Terça-feira, 24 de Abril de 2012
Sábado, 7 de Abril de 2012
"The Vocabulary of my space-age hooligans could be a mixture of Russian and demotic English, seasoned with rhyming slang and the gypsy's bolo. The Russian suffix for -teen was nadsat, and that would be the name of the teenage dialect, spoken by drugi or droogs or friends of violence.
Russian loanwords fit better in to English than those from German, French , or Italian. English, anyway, is already a kind of melange of French and German. Russian has polysyllables like zhevotnoye for best. But it also has brevities like brat for brother. In the manner of Eastern Languages, Russian makes no distinction between leg and foot - noga for both, or hand and arm, which are alike ruka. This limitation would turn my horrible young narrator in to a clockwork toy with in articulate limbs. As there was much violence in the draft smouldering in my drawer, and there would be even more in the finished work, this strange new logo would act like a kind of mist half-hiding the mayhem and protecting the reader from his own baser instincts. And there was fine irony in the notion of a teenage race untouchable by politics, using totalitarian brutality as and end in itself, equipped with a dialect which drew on the two chief political languages of the age.

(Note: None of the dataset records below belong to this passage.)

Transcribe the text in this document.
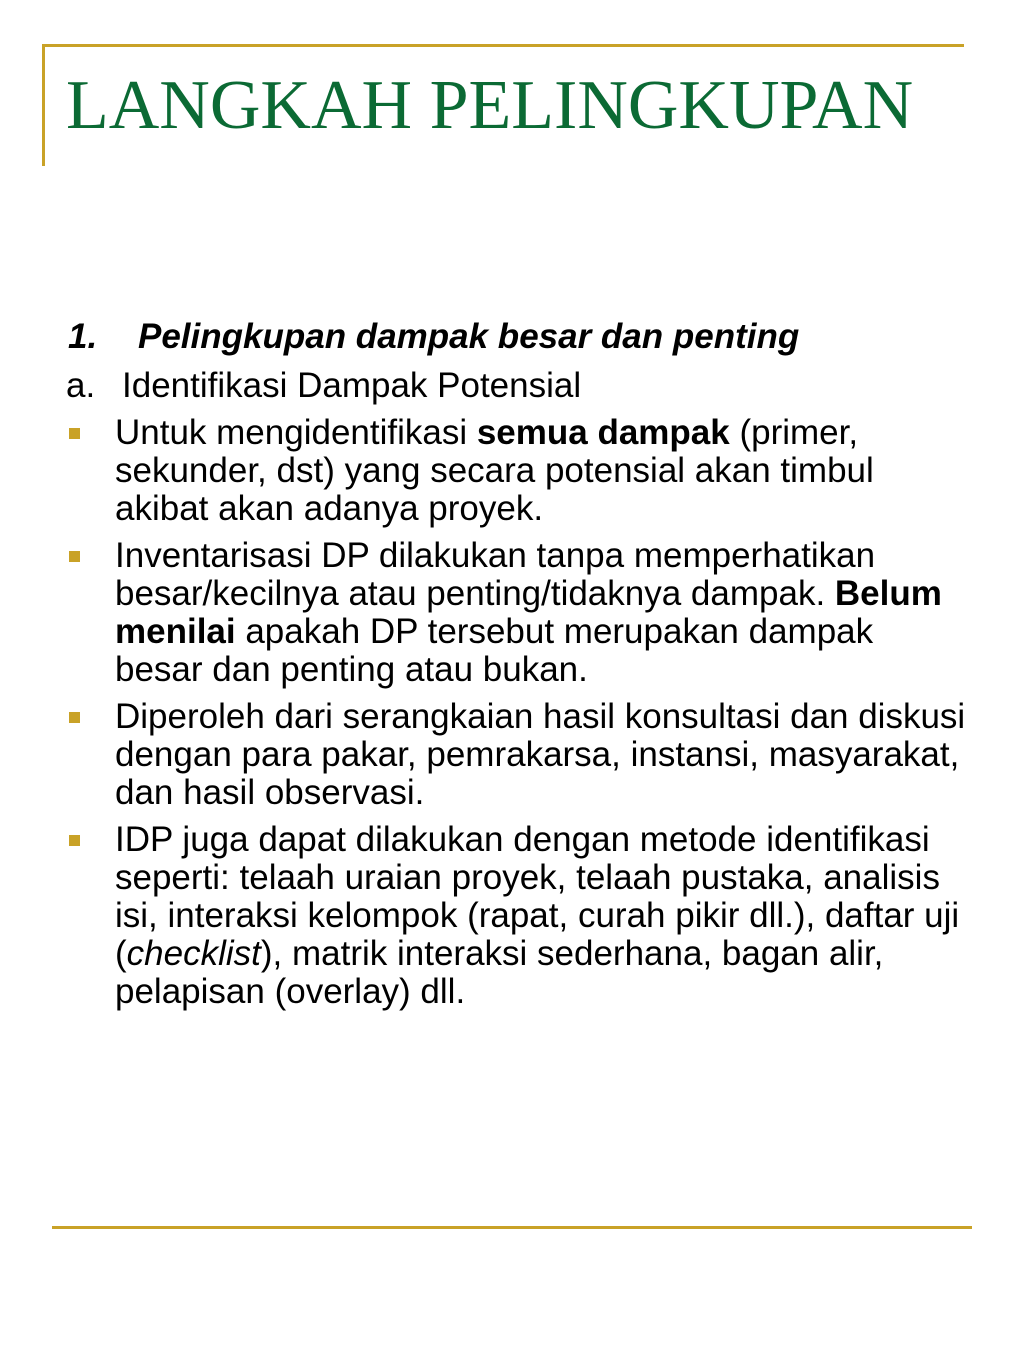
LANGKAH PELINGKUPAN
1. Pelingkupan dampak besar dan penting
a. Identifikasi Dampak Potensial
Untuk mengidentifikasi semua dampak (primer, sekunder, dst) yang secara potensial akan timbul akibat akan adanya proyek.
Inventarisasi DP dilakukan tanpa memperhatikan besar/kecilnya atau penting/tidaknya dampak. Belum menilai apakah DP tersebut merupakan dampak besar dan penting atau bukan.
Diperoleh dari serangkaian hasil konsultasi dan diskusi dengan para pakar, pemrakarsa, instansi, masyarakat, dan hasil observasi.
IDP juga dapat dilakukan dengan metode identifikasi seperti: telaah uraian proyek, telaah pustaka, analisis isi, interaksi kelompok (rapat, curah pikir dll.), daftar uji (checklist), matrik interaksi sederhana, bagan alir, pelapisan (overlay) dll.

I ended up with a vocabulary of around 200 words. As the book was about brainwashing, it was appropriate that the text itself should be a brainwashing device. The reader would be brainwashed into learning minimal Russian. The novel was to be an exercise in linguistic programming, with the exoticisms gradually clarified by context: I would resist to the limit any publisher's demand that a glossary be provided. A glossary would disrupt the programming and nullify the brainwashing."